Mr. O’Sullivan explicitly and unashamedly justifies one candidate’s lies by pointing to another candidate’s lies.  Since when did lying become okay at all?  How does the fact that presidential candidates lie make anything better?  Did Mr. O’Sullivan ever stop to think that it might be best – rather than excusing a preferred political candidate for his bad behavior by pointing to some other bad behavior – to argue and ask for better behavior?

These kinds of arguments, it should be pointed out, are not only the stuff of election year politics.  They are also the arguments of nearly everyone who desperately wants to excuse some bad behavior.  “Yes, I may have stolen that dress, but it’s not like I’m Bernie Madoff!”  “Yes, I may have had an emotional affair, but that’s completely different from a physical affair!”  “Yes, I may be a drunkard, but at least I’m not a self-righteous religious person!”

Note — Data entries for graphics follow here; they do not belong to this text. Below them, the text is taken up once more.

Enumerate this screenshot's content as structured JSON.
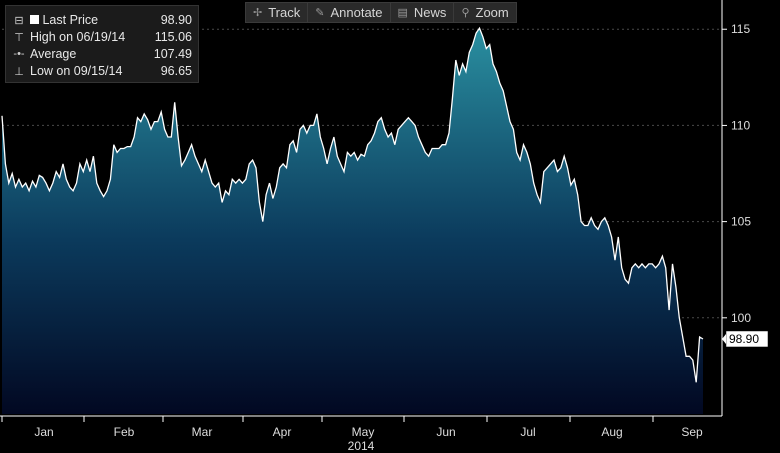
{
  "legend": {
    "last_price_label": "Last Price",
    "last_price_value": "98.90",
    "high_label": "High on 06/19/14",
    "high_value": "115.06",
    "average_label": "Average",
    "average_value": "107.49",
    "low_label": "Low on 09/15/14",
    "low_value": "96.65"
  },
  "toolbar": [
    {
      "label": "Track",
      "icon": "crosshair-icon",
      "glyph": "✢"
    },
    {
      "label": "Annotate",
      "icon": "pencil-icon",
      "glyph": "✎"
    },
    {
      "label": "News",
      "icon": "news-icon",
      "glyph": "▤"
    },
    {
      "label": "Zoom",
      "icon": "magnifier-icon",
      "glyph": "⚲"
    }
  ],
  "colors": {
    "line": "#ffffff",
    "fill_top": "#2a8fa0",
    "fill_bottom": "#020822",
    "grid": "#4a4a4a",
    "axis": "#ffffff"
  },
  "chart_data": {
    "type": "area",
    "year_label": "2014",
    "last_value_label": "98.90",
    "x_tick_labels": [
      "Jan",
      "Feb",
      "Mar",
      "Apr",
      "May",
      "Jun",
      "Jul",
      "Aug",
      "Sep"
    ],
    "y_ticks": [
      100,
      105,
      110,
      115
    ],
    "ylim": [
      95,
      116
    ],
    "grid": "horizontal dashed",
    "legend_position": "top-left",
    "series": [
      {
        "values": [
          110.5,
          108.0,
          107.0,
          107.5,
          106.8,
          107.2,
          106.8,
          107.0,
          106.6,
          107.1,
          106.8,
          107.4,
          107.3,
          107.0,
          106.6,
          107.0,
          107.6,
          107.3,
          108.0,
          107.2,
          106.8,
          106.6,
          107.0,
          108.0,
          107.6,
          108.2,
          107.6,
          108.4,
          107.0,
          106.6,
          106.3,
          106.6,
          107.2,
          109.0,
          108.6,
          108.8,
          108.8,
          108.9,
          108.9,
          109.4,
          110.4,
          110.2,
          110.6,
          110.3,
          109.8,
          110.2,
          110.2,
          110.7,
          109.8,
          109.4,
          109.4,
          111.2,
          109.4,
          107.9,
          108.2,
          108.6,
          109.0,
          108.4,
          108.0,
          107.6,
          108.2,
          107.6,
          107.0,
          106.8,
          107.0,
          106.0,
          106.6,
          106.4,
          107.2,
          107.0,
          107.2,
          107.0,
          107.2,
          108.0,
          108.2,
          107.8,
          106.0,
          105.0,
          106.4,
          107.0,
          106.2,
          106.8,
          107.8,
          108.0,
          107.8,
          109.0,
          109.2,
          108.6,
          109.8,
          110.0,
          109.6,
          110.0,
          110.0,
          110.6,
          109.4,
          108.8,
          108.0,
          108.8,
          109.4,
          108.4,
          108.0,
          107.6,
          108.6,
          108.4,
          108.6,
          108.2,
          108.5,
          108.4,
          109.0,
          109.2,
          109.6,
          110.2,
          110.4,
          109.8,
          109.4,
          109.6,
          109.0,
          109.8,
          110.0,
          110.2,
          110.4,
          110.2,
          110.0,
          109.4,
          109.0,
          108.6,
          108.4,
          108.8,
          108.8,
          108.8,
          109.0,
          109.0,
          109.6,
          111.4,
          113.4,
          112.6,
          113.2,
          112.8,
          113.8,
          114.2,
          114.8,
          115.06,
          114.6,
          114.0,
          114.2,
          113.2,
          112.8,
          112.2,
          111.8,
          111.0,
          110.2,
          109.8,
          108.6,
          108.2,
          109.0,
          108.6,
          108.0,
          107.0,
          106.4,
          106.0,
          107.6,
          107.8,
          108.0,
          108.2,
          107.6,
          107.8,
          108.4,
          107.8,
          106.9,
          107.2,
          106.4,
          105.0,
          104.8,
          104.8,
          105.2,
          104.8,
          104.6,
          105.0,
          105.2,
          104.8,
          104.2,
          103.0,
          104.2,
          102.6,
          102.0,
          101.8,
          102.6,
          102.8,
          102.6,
          102.8,
          102.6,
          102.8,
          102.8,
          102.6,
          102.8,
          103.2,
          102.6,
          100.4,
          102.8,
          101.6,
          100.0,
          99.0,
          98.0,
          98.0,
          97.8,
          96.65,
          99.0,
          98.9
        ]
      }
    ]
  }
}
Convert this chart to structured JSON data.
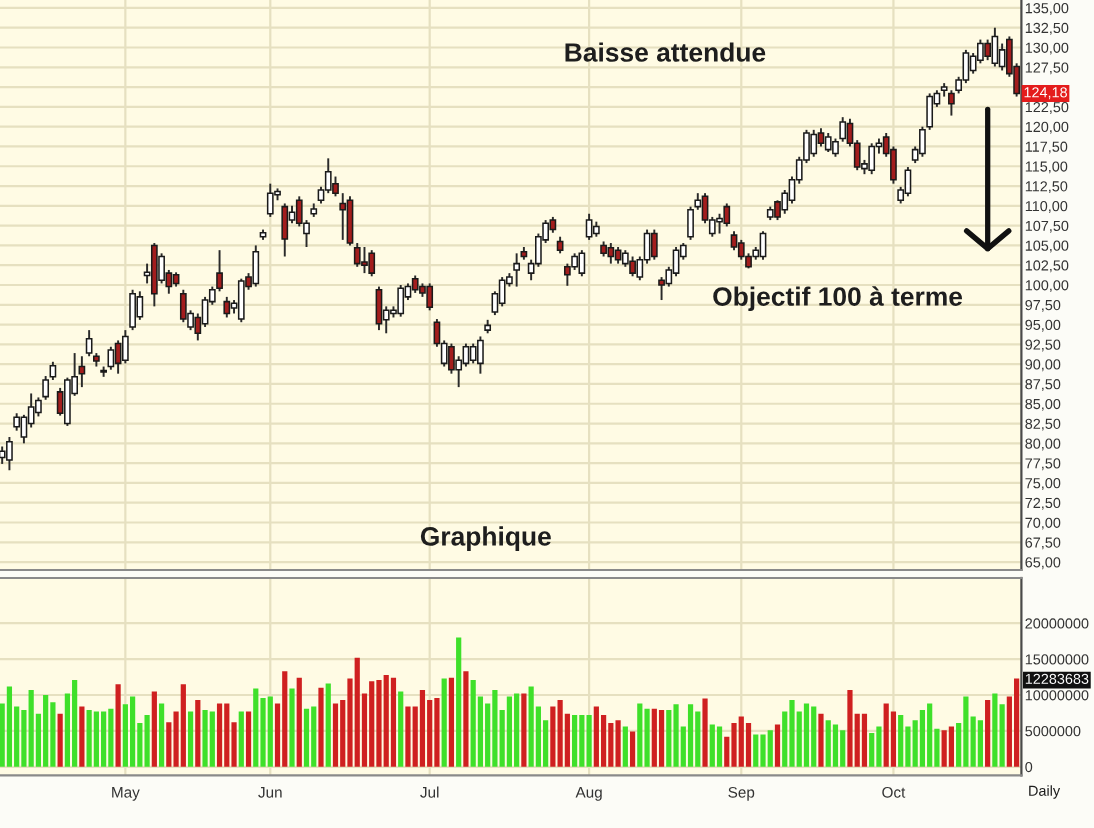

Whenever I hear these kinds of arguments, I’m led to ask:  so what?  What do these kinds of arguments accomplish?  What do they prove?  Does pointing out someone else’s wrong somehow make you right?  My mother used to tell me, “Two wrongs don’t make a right.”  Do two wrongs of perceived unequal wrongness somehow make one wrong right?

The answer to the above question, of course, is, “No.”  One cannot right a wrong by comparing it to another wrong-er wrong.  All such a comparison does is inevitably lower all moral standards because it points only to that which is below it rather than aspiring to that which is above it.  And when a comparison only looks down, where else is there to go but down?  Thus, this comparison inevitably drags those who make it down into deeper immorality rather than spurring them on to a more carefully considered higher ethic.

It is impossible to make a wrong right by comparing it to something else that is wrong.  This is why, when He wanted to make us right with Him, God didn’t just send someone who wasn’t quite as bad as we were, He sent someone who was truly good because He was fully perfect.  Our Savior raised the bar of morality all the way to perfection and then gave us His perfection by being raised on a tree for our salvation.  From His perfect morality comes not only a way of salvation apart from our merits, but a way for daily living that is to declare His merits.

So whether we are a candidate for President of the United States or an everyday citizen working a job and raising a family, let’s look to Christ’s standard of morality rather than wallowing around in the mud of someone else’s immorality.  Let’s aspire to that.  Let’s hold each other to that – not because we can ever attain that by our own merits, but because we should actually want that.  To settle for anything less is just plain wrong.

________________________

[1] John O’Sullivan, “The Rise of the Undocumented Republicans,” National Review (2.26.2016).